Suatu hari, pasangan suami istri yang sudah paruh baya ini menerima surat pemberitahuan dari PEMDA untuk pembongkaran warung mereka, sebab mereka memang berjualan di tanah milik negara. Hal ini membawa kesedihan bagi sang pemilik warteg dan Istrinya sebab Dalam usia sekian dengan kehilangan sumber pemasukan, mereka menjadi sangat khawatir akan masa depan, bagaimana menghadapi keadaan ekonomi yang pasti semakin sulit? Mereka hanya dapat menangisi keadaan mereka setiap hari.

Namun suatu hari, tiba-tiba datang seorang anak muda dengan berpakaian jas menghampiri warung mereka. Dia berkata: “Apa kabar, saya adalah wakil Direktur dari perusahaan XX, Direktur kami memberi perintah kepada saya untuk meminta Anda mengelola kantin bawah gedung kantor kami, seluruh biaya peralatan dan bahan-bahan yang diperlukan akan ditanggung oleh kantor kami, anda hanya perlu mengarahkan team koki untuk memasak, kemudian keuntungannya akan dibagi rata dengan perusahaan!”

Pasangan suami istri tersebut dengan ragu-ragu bertanya: “Direktur perusahaan kalian itu siapa? Kenapa begitu baik sekali terhadap kami?”

“Kalian adalah penolong bagi Direktur perusahaan kami, Direktur perusahaan kami suka sekali makan lauk telur dan daging masakan kalian. Saya hanya mengetahui itu saja, untuk selebihnya kalian dapat menanyakannya langsung kepadanya!”

Ternyata Direktur itu adalah sang bocah cilik 20 tahun yang lalu setiap hari datang hanya membeli sebungkus nasi putih. Setelah lewat 20 tahun dia mulai membuka usahanya dan berhasil mendirikan sebuah perusahaan. Sekarang dia membalas budi kepada pasangan suami istri ini !

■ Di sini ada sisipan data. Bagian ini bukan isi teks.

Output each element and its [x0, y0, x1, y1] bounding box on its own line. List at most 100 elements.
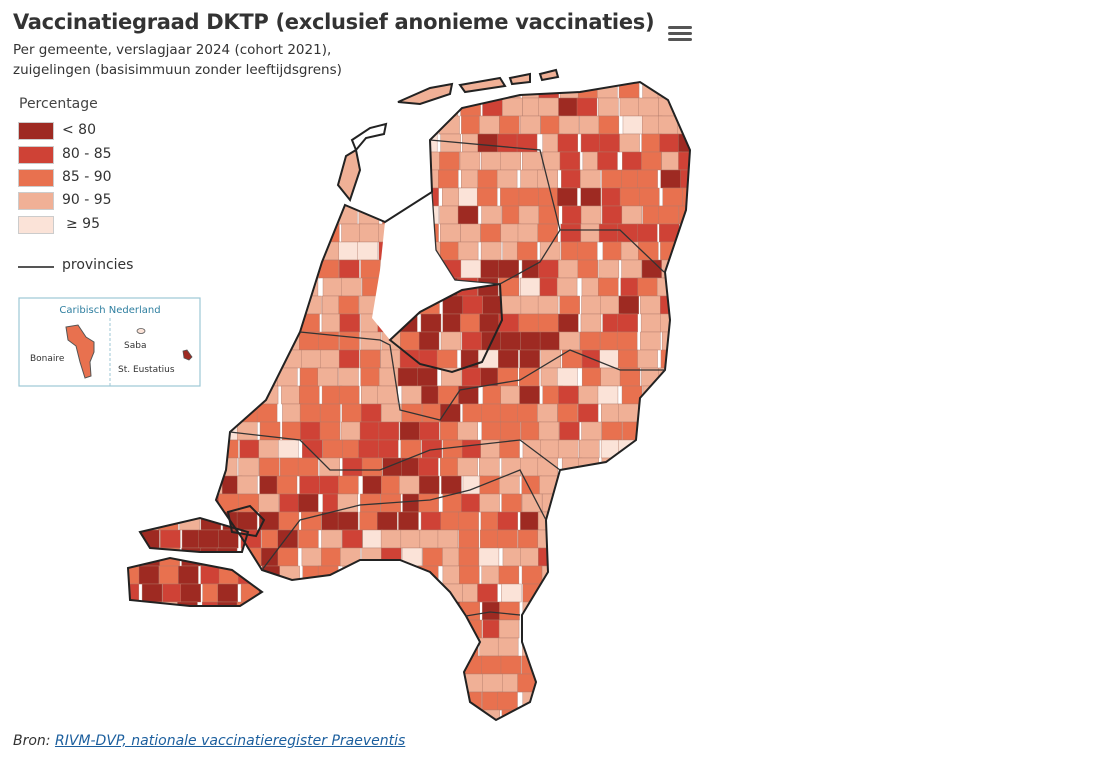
municipality [677, 313, 690, 333]
municipality [580, 223, 602, 243]
legend-label: 90 - 95 [62, 192, 112, 208]
municipality [521, 565, 543, 585]
municipality [678, 511, 690, 531]
legend-title: Percentage [19, 96, 98, 112]
municipality [380, 82, 401, 99]
municipality [380, 529, 402, 549]
municipality [520, 115, 541, 135]
island-saba [136, 328, 146, 334]
municipality [278, 511, 300, 531]
municipality [501, 295, 522, 315]
municipality [638, 97, 659, 117]
municipality [220, 331, 241, 351]
municipality [680, 439, 690, 459]
municipality [520, 547, 541, 567]
hamburger-menu-icon[interactable] [668, 24, 692, 44]
municipality [619, 367, 641, 387]
municipality [397, 637, 418, 657]
municipality [440, 457, 461, 477]
municipality [220, 115, 242, 135]
municipality [258, 439, 279, 459]
municipality [497, 133, 518, 153]
municipality [200, 82, 221, 99]
municipality [239, 169, 260, 189]
chart-title: Vaccinatiegraad DKTP (exclusief anonieme… [13, 10, 655, 34]
municipality [360, 82, 382, 99]
municipality [657, 709, 678, 720]
municipality [601, 421, 623, 441]
province-border [299, 331, 665, 421]
municipality [238, 709, 260, 720]
legend-label: 80 - 85 [62, 146, 112, 162]
municipality [128, 475, 143, 495]
municipality [359, 565, 381, 585]
municipality [619, 187, 641, 207]
municipality [579, 493, 600, 513]
municipality [342, 529, 363, 549]
municipality [298, 97, 320, 117]
municipality [437, 691, 458, 711]
municipality [128, 151, 144, 171]
municipality [681, 331, 690, 351]
municipality [361, 601, 382, 621]
municipality [177, 655, 198, 675]
municipality [301, 511, 322, 531]
municipality [500, 187, 521, 207]
municipality [128, 457, 138, 477]
municipality [401, 619, 422, 639]
municipality [128, 187, 139, 207]
ijsselmeer-water [372, 192, 500, 340]
municipality [440, 223, 461, 243]
municipality [642, 493, 663, 513]
municipality [558, 259, 579, 279]
municipality [178, 241, 199, 261]
municipality [601, 511, 622, 531]
municipality [359, 511, 380, 531]
municipality [641, 133, 662, 153]
municipality [440, 403, 461, 423]
source-link[interactable]: RIVM-DVP, nationale vaccinatieregister P… [54, 733, 406, 749]
municipality [322, 187, 343, 207]
municipality [278, 97, 299, 117]
province-borders [126, 80, 692, 722]
municipality [258, 205, 280, 225]
municipality [499, 115, 520, 135]
municipality [439, 205, 460, 225]
municipality [177, 187, 198, 207]
municipality [128, 277, 138, 297]
municipality [581, 709, 602, 720]
municipality [419, 421, 440, 441]
municipality [182, 115, 203, 135]
municipality [181, 619, 202, 639]
municipality [257, 619, 278, 639]
municipality [622, 151, 643, 171]
municipality [361, 583, 382, 603]
municipality [281, 349, 303, 369]
municipality [600, 439, 622, 459]
municipality [301, 115, 322, 135]
municipality [676, 241, 690, 261]
municipality [242, 331, 263, 351]
municipality [682, 709, 690, 720]
municipality [321, 82, 343, 99]
municipality [581, 421, 602, 441]
municipality [461, 619, 482, 639]
municipality [401, 709, 423, 720]
municipality [576, 97, 598, 117]
municipality [297, 691, 318, 711]
municipality [360, 691, 381, 711]
municipality [199, 187, 220, 207]
municipality [557, 655, 579, 675]
municipality [481, 151, 502, 171]
municipality [338, 295, 359, 315]
municipality [301, 133, 322, 153]
municipality [177, 709, 198, 720]
municipality [500, 151, 521, 171]
municipality [558, 97, 579, 117]
municipality [499, 439, 520, 459]
municipality [420, 313, 442, 333]
municipality [461, 331, 483, 351]
municipality [379, 97, 400, 117]
municipality [159, 82, 181, 99]
municipality [320, 601, 341, 621]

Mari kita Petik Pelajaran dari Kisah diatas,,,

Menolong dengan Tulus bagi sesama yang membutuhkan adalah hal yang Luar Biasa ! bahkan kalau perlu jangan sampai Orang yang kita tolong tahu bahwa kita menolong mereka, Tapi berharaplah Balasan dari Tuhan, Tuhan pasti akan membalas kebaikan yang pernah kita lakukan, Yakinlah!

Mari berdoa agar kita bisa memberi secara Ikhlas seperti pemilik warung tersebut.. dan kita mau membalas Budi orang lain seperi yg dilakukan Anak kecil tersebut…. termasuk bagi yang menyebarkan kisah Inspiratif ini, terima kasih!